Despite ubiquitous usage, particularly in the titles of books and conferences over the past twenty years, we need constant reminding about mission. We all can be swamped by the clutter of activity from weekly demands, ingrained habits, and the overwhelming information flood in the noise of life. We risk losing the clarity required to ensure all that we do is shaped by the mission of God. Stephen Neil famously warned, ‘If everything is mission then nothing is mission.’ We can be very busy doing things that actually diminish the spread of the gospel.

Talk of mission can also be co-opted for cultural or political ends, even by mistake. We need some critical clarity on this central concept, especially when it also has such glorious implications.

So what is Mission?

Missiologist David Bosch puts it like this: ‘Mission is alerting people to the universal reign of God through Christ.’ God has chosen to redeem all things through Jesus, and this has implications for every person.

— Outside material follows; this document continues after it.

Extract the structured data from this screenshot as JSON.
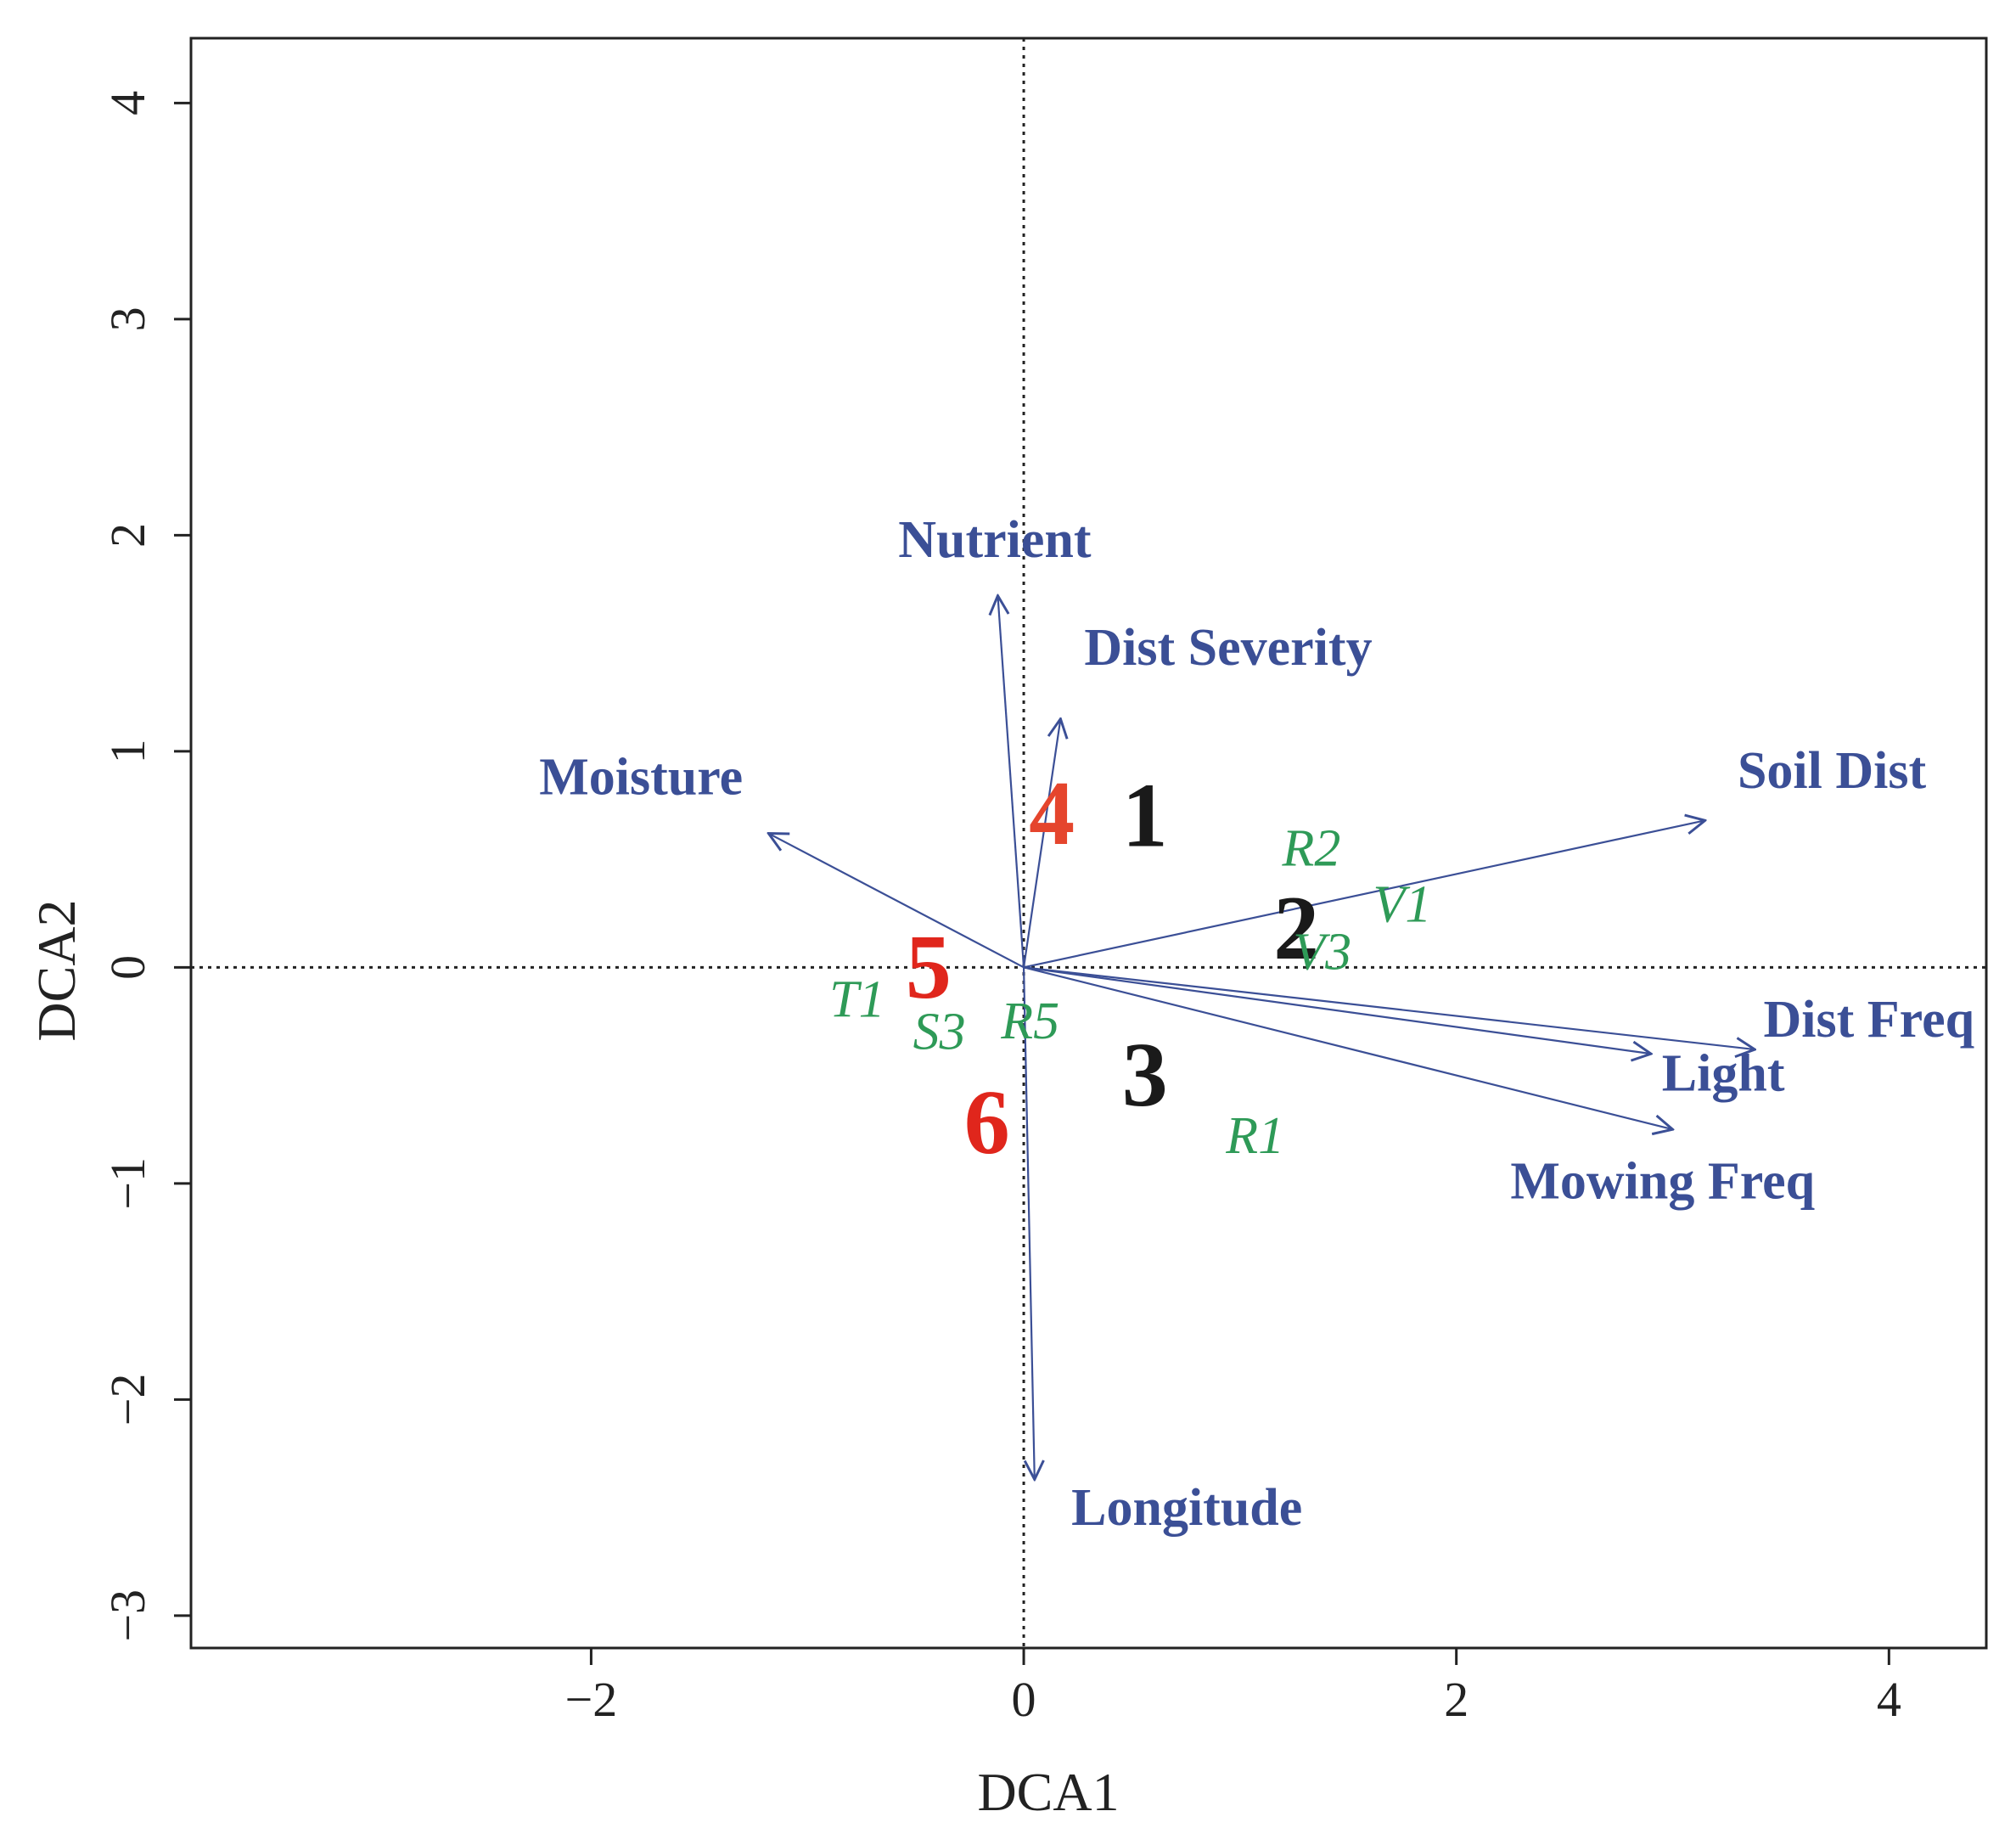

Let’s start with a key text, John 20:21: Jesus said to them again, 'Peace be with you. As the Father has sent me, so I send you.’

The word ‘sending’ in Latin is missio, from which we derive the word ‘mission.’ Notice that Jesus is both the ‘sent’ and ‘sending’ one. The Holy Spirit is also sent to evoke faith and unite us with Christ. First and foremost, then, mission describes the very being of God. Mission flows from the life of the Trinity.

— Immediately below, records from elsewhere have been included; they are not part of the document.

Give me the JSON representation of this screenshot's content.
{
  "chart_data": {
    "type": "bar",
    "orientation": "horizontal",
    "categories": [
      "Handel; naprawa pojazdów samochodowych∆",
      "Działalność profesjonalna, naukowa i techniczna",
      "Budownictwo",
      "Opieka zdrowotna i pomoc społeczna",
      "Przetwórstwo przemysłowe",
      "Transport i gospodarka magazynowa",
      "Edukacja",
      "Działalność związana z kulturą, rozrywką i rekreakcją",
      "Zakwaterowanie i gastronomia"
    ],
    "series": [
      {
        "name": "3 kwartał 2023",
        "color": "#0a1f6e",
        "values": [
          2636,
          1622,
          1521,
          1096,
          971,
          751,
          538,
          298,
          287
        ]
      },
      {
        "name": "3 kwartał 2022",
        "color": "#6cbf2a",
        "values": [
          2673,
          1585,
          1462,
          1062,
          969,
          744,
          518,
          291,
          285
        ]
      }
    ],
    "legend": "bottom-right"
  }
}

God is missionary in nature, and always has been. As missiologist John Flett explains, ‘It belongs to God from and to all eternity to come to us in creation, reconciliation and redemption.’

The wonderful truth is that God has chosen not to be God without us. And this divine intervention is not something new or extra that God suddenly decided to embark on, but rather is a ‘mediation which is most proper to him, which takes place first in Himself, in His divine life from eternity to eternity,’ as Karl Barth put it.

This is important, because it means that to engage in mission is to participate in the very life of God. Forgetting this risks falling into assumptions that mission is secondary, optional or less important than, for example, worship. There is no participation in Christ without participation in his mission to the world.

So how do we do that?

The Basis of Union says that because Jesus is Lord, reconciliation and renewal is the end in view for the whole creation. The Church's call, its mission, is to serve that end. To be ‘… an instrument through which Christ may work and bear witness to himself.’

The mission of the church is to be used by God as an instrument pointing to what Jesus has done. To alert people to this reality. This ‘alerting’ involves both proclamation and demonstration – speaking and serving.

The proclamation, or speaking, is expressed through the activity of evangelism, announcing this good news (gospel) that because God is redeeming the whole world through Jesus, we are saved by his work and not ours. It is a message of sovereign grace, to which people are called to respond in faith by the Holy Spirit.

The demonstration, or serving, is modelled through the activity of service, especially to the poor, the hurting, and the excluded – the ‘least.’ God is putting the world to rights, and we are privileged to participate in seeking the gracious, generous justice that is the mark of a reconciled and renewed world where God reigns.

This ‘alerting’ work, of proclamation and demonstration – speaking and serving – should occur in hundreds of different ways, from the tiniest daily actions of ordinary Christians to the major programs of churches and organisations. It should shape the life of every Christian, and every congregation. We exist for no other reason.

Mission is a participation in the life of God, and therefore in his glory. It is the privilege of alerting people to the universal reign of God through Jesus.

 
References

Neil, Stephen, If Everything Is Missions - Global Infusion

Bosch, David, Believing in the Future: Toward a Missiology of Western Culture (Valley Forge, PA: Trinity Press, 1995), 33.

Flett, J. G. (2014). A theology of missio Dei. Theology in Scotland, 21(1), pp. 69-78.

Barth, Karl, Church Dogmatics G.W. Bromily Karl Barth, Church Dogmatics. ed. G. W. Bromiley and T. F. Torrance; Edinburgh: T&T Clark, (1956–75), IV/2, 342f
The Basis of Union 1992 Edition. Melbourne: Uniting Church Press, 1992.